We also then read about the apparent all-Ireland consciousness developing among a younger generation; it makes no mention that such all-Ireland harmonisation is a product of a contrived system which for 20 years has forced upon the unionist community a daily diet of how awful our community is, of how we must embrace further all-Ireland harmonisation, of how we must tone down our cultural identity and almost act as if we are ashamed of any overt signs of Britishness.
This is the real scandal, the real betrayal. It started in 1998 and has been forced on our community ever since via a combination of coercion, moral blackmail and a singular failure of the British Government to stand up for the unionist community in Northern Ireland in a manner similar to the aggressive pro-nationalist activism deployed by the Irish Government.
Mr Parris does of course gleefully outline the provisions within the Betrayal Act which seeks to drive Northern Ireland into an economic United Ireland, thus denying us our most basic rights to equal citizenship within the United Kingdom. His analysis of the outworking of the Betrayal Act is of course correct; however I note for someone so keen on the Belfast Agreement, he conveniently omits the fact that the arrangements would be imposed upon the people of Northern Ireland in a manner which flagrantly breaches Strand 1 (5) (d) of the agreement.
This article has not just appeared in such an influential publication by chance; it is kite-flying. Another stage in the process which is designed to appeal to an English audience and condition mindsets to the point of ambivalence about the union when it comes to Northern Ireland. It is a pre-cursor to the final stages of the process conceived in 1998; and bizarrely Mr Parris appears to suggest that the unionist community should embrace this. He is living in cloud-cuckoo-land if he thinks for one minute that a community that sacrificed so much to defy the efforts to coerce us out of the UK via a wicked campaign of terrorism is suddenly going to wake up and embrace that which unionism fought to defy.
When he talks about “consciousness” he should be mindful that ingrained deep within the unionist psyche is the memory of Enniskillen, La Mon, Teeban, Darkley, Shankill and of all our loved ones bombed and butchered for the crime of being British citizens. That legacy passes through generations, and even amongst those of us who (thankfully) never experienced the dark days of the troubles, there is a deep resentment of the evil acts perpetrated on our community. All the all-Ireland harmonisation in the world will never erase that collective community memory.

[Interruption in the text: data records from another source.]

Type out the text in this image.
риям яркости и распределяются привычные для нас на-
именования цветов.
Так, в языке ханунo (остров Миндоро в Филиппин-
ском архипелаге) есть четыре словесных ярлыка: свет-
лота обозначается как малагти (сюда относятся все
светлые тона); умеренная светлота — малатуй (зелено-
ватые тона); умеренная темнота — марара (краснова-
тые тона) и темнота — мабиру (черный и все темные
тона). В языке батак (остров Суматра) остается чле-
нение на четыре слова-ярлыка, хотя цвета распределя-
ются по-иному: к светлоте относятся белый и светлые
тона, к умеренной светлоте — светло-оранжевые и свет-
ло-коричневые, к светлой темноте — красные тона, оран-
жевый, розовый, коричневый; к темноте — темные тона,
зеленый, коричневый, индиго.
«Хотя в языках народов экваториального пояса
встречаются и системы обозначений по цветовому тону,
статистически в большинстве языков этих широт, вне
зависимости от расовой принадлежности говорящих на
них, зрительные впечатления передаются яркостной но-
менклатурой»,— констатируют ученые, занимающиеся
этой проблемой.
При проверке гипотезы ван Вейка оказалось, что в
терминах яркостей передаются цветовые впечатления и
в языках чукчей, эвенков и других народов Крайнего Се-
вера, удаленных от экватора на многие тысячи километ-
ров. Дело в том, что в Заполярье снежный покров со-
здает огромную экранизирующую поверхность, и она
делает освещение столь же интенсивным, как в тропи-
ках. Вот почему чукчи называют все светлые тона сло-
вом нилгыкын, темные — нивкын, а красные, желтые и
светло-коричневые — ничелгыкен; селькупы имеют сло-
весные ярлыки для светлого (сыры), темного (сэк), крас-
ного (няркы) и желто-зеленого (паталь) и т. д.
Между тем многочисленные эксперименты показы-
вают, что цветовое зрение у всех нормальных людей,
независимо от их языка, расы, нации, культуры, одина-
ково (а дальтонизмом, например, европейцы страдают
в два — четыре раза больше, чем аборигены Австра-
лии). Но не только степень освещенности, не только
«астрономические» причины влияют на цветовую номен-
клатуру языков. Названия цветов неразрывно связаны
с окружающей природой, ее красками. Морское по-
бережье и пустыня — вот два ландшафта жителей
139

The unionist community in Northern Ireland are equal British citizens in comparison to Mr Parris or anyone else within the UK, yet he speaks as if my country is his to do with as he wishes. He implies that his fellow equal British citizens should be cast aside and shunted off into the realms of a foreign jurisdiction for political convenience.
The article is offensive and demeaning of the unionist community in Northern Ireland, who are entitled to equal citizenship within the United Kingdom. Imagine the outcry if Mr Parris had suggested that working class parts of Newcastle, Manchester or Liverpool should be simply cast aside and the British citizens living there should be sold off as if they were some kind of commodity.
There would be outrage at any such suggestion with cries of despicable class politics, yet it is deemed acceptable to single out the people of Northern Ireland, a sovereign part of the United Kingdom, and treat us as an underclass to be traded as a disposable asset.
When my great grandfather and thousands of other young Ulstermen like him went to fight for King and Country, the blood they spilt in defence of Britain and freedom was worth every bit as much as the blood spilt by any Englishman.